Sharkie, la mascotte di San Jose
Una macchina perfetta. È questa l'impressione trasmessa dai San José Sharks dopo le prime due entusiasmanti partite della semifinale di Conference contro i pur positivi Edmonton Oilers. Portiere concentratissimo, difesa registrata nei minimi dettagli, attacco con meccanismi che funzionano a memoria.
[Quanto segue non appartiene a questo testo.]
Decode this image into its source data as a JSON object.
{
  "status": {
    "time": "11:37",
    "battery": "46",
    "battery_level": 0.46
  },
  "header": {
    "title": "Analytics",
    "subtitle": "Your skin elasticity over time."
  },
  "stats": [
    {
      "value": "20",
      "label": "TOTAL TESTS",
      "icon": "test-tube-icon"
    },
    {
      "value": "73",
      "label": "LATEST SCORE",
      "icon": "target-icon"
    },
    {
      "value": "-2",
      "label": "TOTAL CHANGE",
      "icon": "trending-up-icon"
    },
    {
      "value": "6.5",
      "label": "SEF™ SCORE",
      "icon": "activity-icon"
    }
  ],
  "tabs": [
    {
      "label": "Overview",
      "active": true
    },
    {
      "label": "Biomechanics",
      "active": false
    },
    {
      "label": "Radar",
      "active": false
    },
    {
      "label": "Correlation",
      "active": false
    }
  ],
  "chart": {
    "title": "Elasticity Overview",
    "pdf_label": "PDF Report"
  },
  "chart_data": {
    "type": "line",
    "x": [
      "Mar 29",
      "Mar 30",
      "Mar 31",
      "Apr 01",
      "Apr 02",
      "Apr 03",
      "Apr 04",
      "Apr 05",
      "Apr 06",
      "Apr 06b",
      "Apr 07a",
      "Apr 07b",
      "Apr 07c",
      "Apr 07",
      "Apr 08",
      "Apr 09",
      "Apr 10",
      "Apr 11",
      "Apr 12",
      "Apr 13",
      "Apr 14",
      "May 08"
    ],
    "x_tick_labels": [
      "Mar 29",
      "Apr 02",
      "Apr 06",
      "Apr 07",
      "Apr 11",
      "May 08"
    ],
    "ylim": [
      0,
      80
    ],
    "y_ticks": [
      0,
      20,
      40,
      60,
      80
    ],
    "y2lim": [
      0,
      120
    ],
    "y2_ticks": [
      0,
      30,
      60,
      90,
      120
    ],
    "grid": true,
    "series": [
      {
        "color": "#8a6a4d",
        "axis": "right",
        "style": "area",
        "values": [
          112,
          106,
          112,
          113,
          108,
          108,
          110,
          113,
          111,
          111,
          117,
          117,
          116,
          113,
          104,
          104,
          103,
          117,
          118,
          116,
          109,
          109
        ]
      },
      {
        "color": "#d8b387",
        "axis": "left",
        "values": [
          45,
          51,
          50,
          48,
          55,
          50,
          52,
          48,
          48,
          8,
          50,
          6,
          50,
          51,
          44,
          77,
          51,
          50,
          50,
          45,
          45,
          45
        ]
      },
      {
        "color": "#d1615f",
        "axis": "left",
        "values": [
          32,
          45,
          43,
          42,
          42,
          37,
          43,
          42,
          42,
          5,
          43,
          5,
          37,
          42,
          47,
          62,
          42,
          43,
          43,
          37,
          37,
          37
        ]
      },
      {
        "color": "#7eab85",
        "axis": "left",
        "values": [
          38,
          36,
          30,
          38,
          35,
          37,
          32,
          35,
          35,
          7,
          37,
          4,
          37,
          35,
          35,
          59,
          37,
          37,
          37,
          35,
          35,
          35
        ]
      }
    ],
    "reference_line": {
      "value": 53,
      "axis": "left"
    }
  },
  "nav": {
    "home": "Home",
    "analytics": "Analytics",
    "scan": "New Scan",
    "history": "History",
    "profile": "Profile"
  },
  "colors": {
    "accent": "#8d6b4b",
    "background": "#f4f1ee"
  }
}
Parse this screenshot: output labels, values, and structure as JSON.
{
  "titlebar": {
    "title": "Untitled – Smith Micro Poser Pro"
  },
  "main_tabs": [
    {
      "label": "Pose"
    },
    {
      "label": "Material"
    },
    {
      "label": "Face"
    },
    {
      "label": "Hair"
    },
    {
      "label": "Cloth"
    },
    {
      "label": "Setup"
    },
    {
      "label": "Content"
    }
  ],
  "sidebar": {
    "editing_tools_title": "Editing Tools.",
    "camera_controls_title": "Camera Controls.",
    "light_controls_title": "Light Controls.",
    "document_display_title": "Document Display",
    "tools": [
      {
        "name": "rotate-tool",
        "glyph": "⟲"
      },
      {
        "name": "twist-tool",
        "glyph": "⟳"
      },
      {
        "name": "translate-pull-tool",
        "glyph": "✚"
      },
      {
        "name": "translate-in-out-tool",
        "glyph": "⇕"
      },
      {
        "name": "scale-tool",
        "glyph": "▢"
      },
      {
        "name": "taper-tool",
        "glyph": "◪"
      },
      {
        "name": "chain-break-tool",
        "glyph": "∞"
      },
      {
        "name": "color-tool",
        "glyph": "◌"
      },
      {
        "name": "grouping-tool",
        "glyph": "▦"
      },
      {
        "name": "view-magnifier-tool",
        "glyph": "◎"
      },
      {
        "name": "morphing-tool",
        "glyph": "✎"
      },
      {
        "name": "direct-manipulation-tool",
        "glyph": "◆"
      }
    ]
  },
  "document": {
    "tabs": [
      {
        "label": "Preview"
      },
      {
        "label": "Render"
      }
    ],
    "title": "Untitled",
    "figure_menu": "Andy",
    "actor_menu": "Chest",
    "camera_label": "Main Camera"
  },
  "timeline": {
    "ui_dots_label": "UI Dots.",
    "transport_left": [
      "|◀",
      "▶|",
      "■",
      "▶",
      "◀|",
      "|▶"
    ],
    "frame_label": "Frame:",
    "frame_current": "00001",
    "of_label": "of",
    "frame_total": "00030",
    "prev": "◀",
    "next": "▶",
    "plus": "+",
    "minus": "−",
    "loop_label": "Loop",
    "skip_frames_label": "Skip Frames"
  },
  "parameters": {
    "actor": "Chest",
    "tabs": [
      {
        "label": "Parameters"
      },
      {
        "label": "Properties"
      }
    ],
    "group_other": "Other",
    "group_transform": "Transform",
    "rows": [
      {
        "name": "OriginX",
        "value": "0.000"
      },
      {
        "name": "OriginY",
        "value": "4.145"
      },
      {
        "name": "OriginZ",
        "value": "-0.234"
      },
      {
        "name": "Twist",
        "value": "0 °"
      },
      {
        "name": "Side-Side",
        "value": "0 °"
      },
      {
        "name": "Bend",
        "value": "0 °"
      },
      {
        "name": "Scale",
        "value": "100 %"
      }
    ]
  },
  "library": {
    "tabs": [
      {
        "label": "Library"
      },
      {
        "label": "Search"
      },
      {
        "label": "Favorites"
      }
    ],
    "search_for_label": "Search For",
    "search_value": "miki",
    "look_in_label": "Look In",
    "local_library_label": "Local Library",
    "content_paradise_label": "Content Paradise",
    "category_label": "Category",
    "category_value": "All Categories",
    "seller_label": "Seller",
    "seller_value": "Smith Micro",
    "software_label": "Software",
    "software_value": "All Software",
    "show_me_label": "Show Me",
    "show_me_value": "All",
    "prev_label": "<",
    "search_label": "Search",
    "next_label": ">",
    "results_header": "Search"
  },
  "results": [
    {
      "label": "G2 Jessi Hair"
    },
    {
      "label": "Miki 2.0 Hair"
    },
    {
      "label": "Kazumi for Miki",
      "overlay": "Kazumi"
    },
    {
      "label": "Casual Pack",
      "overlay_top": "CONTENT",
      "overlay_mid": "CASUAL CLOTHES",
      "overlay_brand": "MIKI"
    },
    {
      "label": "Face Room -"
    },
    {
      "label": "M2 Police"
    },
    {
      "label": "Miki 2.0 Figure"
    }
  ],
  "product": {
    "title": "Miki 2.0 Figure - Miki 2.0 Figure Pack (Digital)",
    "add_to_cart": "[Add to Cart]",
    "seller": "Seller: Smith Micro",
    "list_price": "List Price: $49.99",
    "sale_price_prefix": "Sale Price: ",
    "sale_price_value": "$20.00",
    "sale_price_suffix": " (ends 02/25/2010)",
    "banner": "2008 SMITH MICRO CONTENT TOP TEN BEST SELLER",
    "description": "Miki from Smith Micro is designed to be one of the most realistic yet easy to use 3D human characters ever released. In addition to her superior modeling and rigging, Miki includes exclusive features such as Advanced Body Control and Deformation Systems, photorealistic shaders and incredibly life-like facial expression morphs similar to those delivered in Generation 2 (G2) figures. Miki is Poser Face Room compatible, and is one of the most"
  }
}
Gli Edmonton, decisi a partire a tambur battente, hanno dovuto ben presto rinunciare alle scorribande offensive di fronte al forechecking terribilmente efficace esercitato dagli Sharks.
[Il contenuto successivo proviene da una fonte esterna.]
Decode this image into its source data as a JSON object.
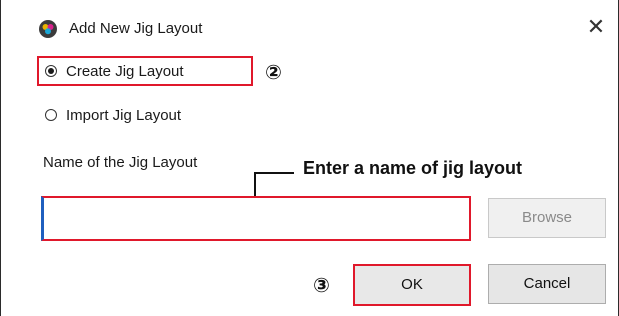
{
  "dialog": {
    "title": "Add New Jig Layout",
    "app_icon": "printer-color-icon",
    "close_glyph": "✕"
  },
  "options": {
    "create_label": "Create Jig Layout",
    "import_label": "Import Jig Layout",
    "selected": "create"
  },
  "form": {
    "name_label": "Name of the Jig Layout",
    "name_value": "",
    "browse_label": "Browse"
  },
  "buttons": {
    "ok_label": "OK",
    "cancel_label": "Cancel"
  },
  "annotations": {
    "step2": "②",
    "step3": "③",
    "name_hint": "Enter a name of jig layout"
  },
  "colors": {
    "highlight": "#e0182b",
    "input_focus": "#1f5fbf"
  }
}
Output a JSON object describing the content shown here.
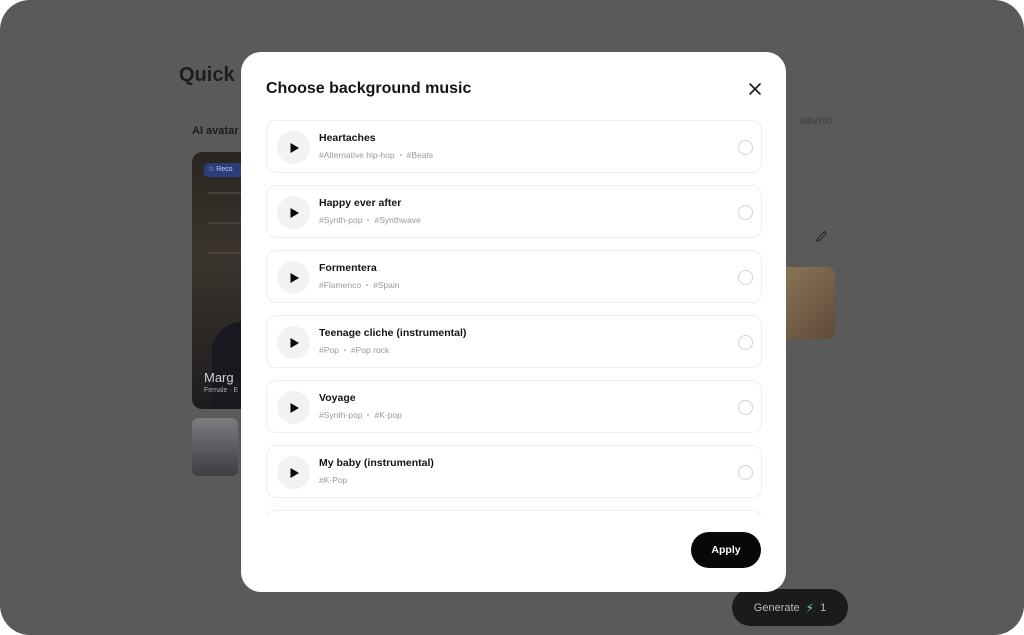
{
  "background": {
    "title": "Quick c",
    "section_label": "AI avatar",
    "counter": "480/700",
    "badge": "Reco",
    "avatar_name": "Marg",
    "avatar_meta": "Female · E",
    "generate_label": "Generate",
    "generate_count": "1"
  },
  "modal": {
    "title": "Choose background music",
    "apply_label": "Apply",
    "tracks": [
      {
        "name": "Heartaches",
        "tags": [
          "#Alternative hip-hop",
          "#Beats"
        ]
      },
      {
        "name": "Happy ever after",
        "tags": [
          "#Synth-pop",
          "#Synthwave"
        ]
      },
      {
        "name": "Formentera",
        "tags": [
          "#Flamenco",
          "#Spain"
        ]
      },
      {
        "name": "Teenage cliche (instrumental)",
        "tags": [
          "#Pop",
          "#Pop rock"
        ]
      },
      {
        "name": "Voyage",
        "tags": [
          "#Synth-pop",
          "#K-pop"
        ]
      },
      {
        "name": "My baby (instrumental)",
        "tags": [
          "#K-Pop"
        ]
      }
    ]
  },
  "colors": {
    "overlay": "#5a5a5a",
    "apply_bg": "#080808",
    "generate_bolt": "#7bd3a9"
  }
}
Passati in vantaggio in Gara 1 con Spacek grazie a un Power Play di difficile lettura che ha messo in difficoltà il Penalty Killing avversario (un solo difensore posizionato al centro sulla linea blu e due ali a metà terzo), gli uomini di MacTavish sono stati presi d'assalto da un branco di famelici squali, decisi a conquistare con la forza ogni centimetro di ghiaccio.
Gli Oilers hanno perso le due partite (entrambe con il risultato di 2-1) proprio sul piano dell'aggressività . Gli Sharks hanno costretto all'errore i petrolieri con una pressione sistematica e asfissiante sul difensore in fase di costruzione, all'insegna della rete del pareggio in Gara 1 realizzata dal solito Marleau. Nieminen (20 check nei due incontri!), in particolare, è stato una costante spina nel fianco. Perfino lo scorer Cheechoo non si è fatto pregare nel far tremare le balaustre. Con tali premesse, i canadesi sono riusciti raramente a mettere il naso oltre la linea di centropista.
È emblematica, in questo senso, la statistica dei tiri: prendendo in considerazione soltanto l'ultimo tempo delle due partite, si constata che i canadesi sono riusciti a scagliare solo 13 tiri complessivi dalle parti dell'inoperoso Toskala, contro i 26 degli avversari, esattamente il doppio. In entrambi i casi erano i californiani a essere in vantaggio e, quindi, gli Oilers avrebbero dovuto spingere sull'acceleratore.
Chiuso ogni spazio in fase difensiva, gli Sharks hanno così potuto dedicarsi all'assalto di Roloson, alternando ad arte la linea di Thornton con quella di Marleau e sfruttando il vantaggio di poter cambiare per ultimi. Lo stesso Thornton, a tratti, è stato una delizia per gli occhi. Pur avendo realizzato la rete vincente in Gara 2, è sembrato più in palla nella prima partita, quando solo l'imprecisione di alcuni compagni gli ha impedito di apporre il suo nome nel tabellino dei marcatori. Un passaggio ad Hannan in backhand attraverso una selva di gambe su tutta la larghezza della pista, in particolare, è valso da solo il prezzo del biglietto.
I San José Sharks stanno quindi avendo la meglio sugli Edmonton Oilers utilizzando la stessa arma che aveva consentito a quest'ultimi di estromettere i favoriti Red Wings: la disponibilità di ognuno, dalla stella di prima grandezza all'ultimo checker, di andare oltre i propri limiti, di non risparmiarsi. Un ottimo esempio è rappresentato dagli epici 101 secondi trascorsi indenni a 5 contro 3 e con un solo giocatore munito di bastone nel secondo tempo di Gara 2 (anche se, per dovere di cronaca, va sottolineato che gli Oilers hanno segnato pochi secondi dopo il rientro dell'ultimo penalizzato).
In vista delle due partite casalinghe, dunque, i petrolieri dovranno ritrovare quel fuoco sacro che li aveva sospinti nel primo turno. Giocatori come Hemsky e Bergeron, in difficoltà quando il fioretto lascia il posto alla clava, dovranno imitare Cheechoo e Marleau che, pur essendo artisti dell'hockey, hanno dimostrato di non essere intimiditi dal gioco duro tipico dei Play Off.
MacTavish ha già lanciato il primo segnale in questo senso gettando nella mischia in Gara 2 Laraque al posto dell'infortunato Dvorak e il possente Greene in sostituzione di Tarnstrà¶m. La serie non è certo finita qui.